I ask, because there are results in this direction: every Hilbert lattice is isomorph to some $L^2$ with order induced by pointwise inequalities, every lattice on a Hilbert space with self-dual positive cone is isomorph to $L^2$.
Are there similar results that say: a conditionally complete lattice with some extra structure is isomorph to some $L^2$?
There are conditionally order complete vector lattices (even conditionally order complete Banach lattices) which are not isomorphic to an $L^2$-space. For instance, for every measure space $(\Omega,\mu)$ and for $p \in [1,\infty)$ the space $L^p(\Omega,\mu)$ is conditionally order complete. If $(\Omega,\mu)$ is $\sigma$-finite, then $L^\infty(\Omega,\mu)$ is conditionally order complete, too.

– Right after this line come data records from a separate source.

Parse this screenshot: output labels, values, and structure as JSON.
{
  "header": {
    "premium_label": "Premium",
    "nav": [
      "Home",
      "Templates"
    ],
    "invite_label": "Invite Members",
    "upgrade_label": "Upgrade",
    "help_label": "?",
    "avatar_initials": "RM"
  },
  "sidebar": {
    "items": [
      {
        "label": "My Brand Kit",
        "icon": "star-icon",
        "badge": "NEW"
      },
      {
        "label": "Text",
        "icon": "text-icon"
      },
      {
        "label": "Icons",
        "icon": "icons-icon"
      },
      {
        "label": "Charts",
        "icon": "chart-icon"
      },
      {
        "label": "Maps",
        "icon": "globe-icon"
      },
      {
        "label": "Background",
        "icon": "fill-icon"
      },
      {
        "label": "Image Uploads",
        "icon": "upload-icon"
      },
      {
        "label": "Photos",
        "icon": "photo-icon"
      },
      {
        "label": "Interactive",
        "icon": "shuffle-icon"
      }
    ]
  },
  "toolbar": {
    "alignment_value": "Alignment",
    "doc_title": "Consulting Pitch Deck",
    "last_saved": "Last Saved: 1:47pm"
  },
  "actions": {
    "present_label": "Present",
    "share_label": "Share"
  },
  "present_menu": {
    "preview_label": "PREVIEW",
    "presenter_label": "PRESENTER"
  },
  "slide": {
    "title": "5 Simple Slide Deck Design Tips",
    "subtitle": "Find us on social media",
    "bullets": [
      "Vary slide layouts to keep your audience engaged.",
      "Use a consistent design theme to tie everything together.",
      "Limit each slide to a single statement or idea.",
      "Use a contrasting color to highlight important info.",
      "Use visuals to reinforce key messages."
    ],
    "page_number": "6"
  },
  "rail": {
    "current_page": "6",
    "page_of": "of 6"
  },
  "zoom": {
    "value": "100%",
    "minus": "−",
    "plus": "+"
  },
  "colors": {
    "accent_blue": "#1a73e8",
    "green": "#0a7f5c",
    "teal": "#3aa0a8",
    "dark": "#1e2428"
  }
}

If an $L^p$-space is infinite-dimensional and $p \not=2$, then it is not Banach space isomorphic to an $L^2$-space. Hence, it is not vector lattice isomorphic to an $L^2$-space, either (since each vector lattice isomorphism between two Banach lattices is automatically a Banach space isomorphism).
On the other hand, there are various representation theorems on how Archimedean vector lattices can be represented as sublattices of certain function spaces. An overview over many such representation thereoms can be found in Chapter 7 of the classical book "Riesz Spaces I" (1971) by Luxemburg and Zaanen.
In particular, every Archimedean vector lattice is a sublattice of a space of functions (but these functions might take the values $\infty$ and $-\infty$ on a "small" subset of their domain). This is the content of [op. cit., Section 44 in Chapter 7].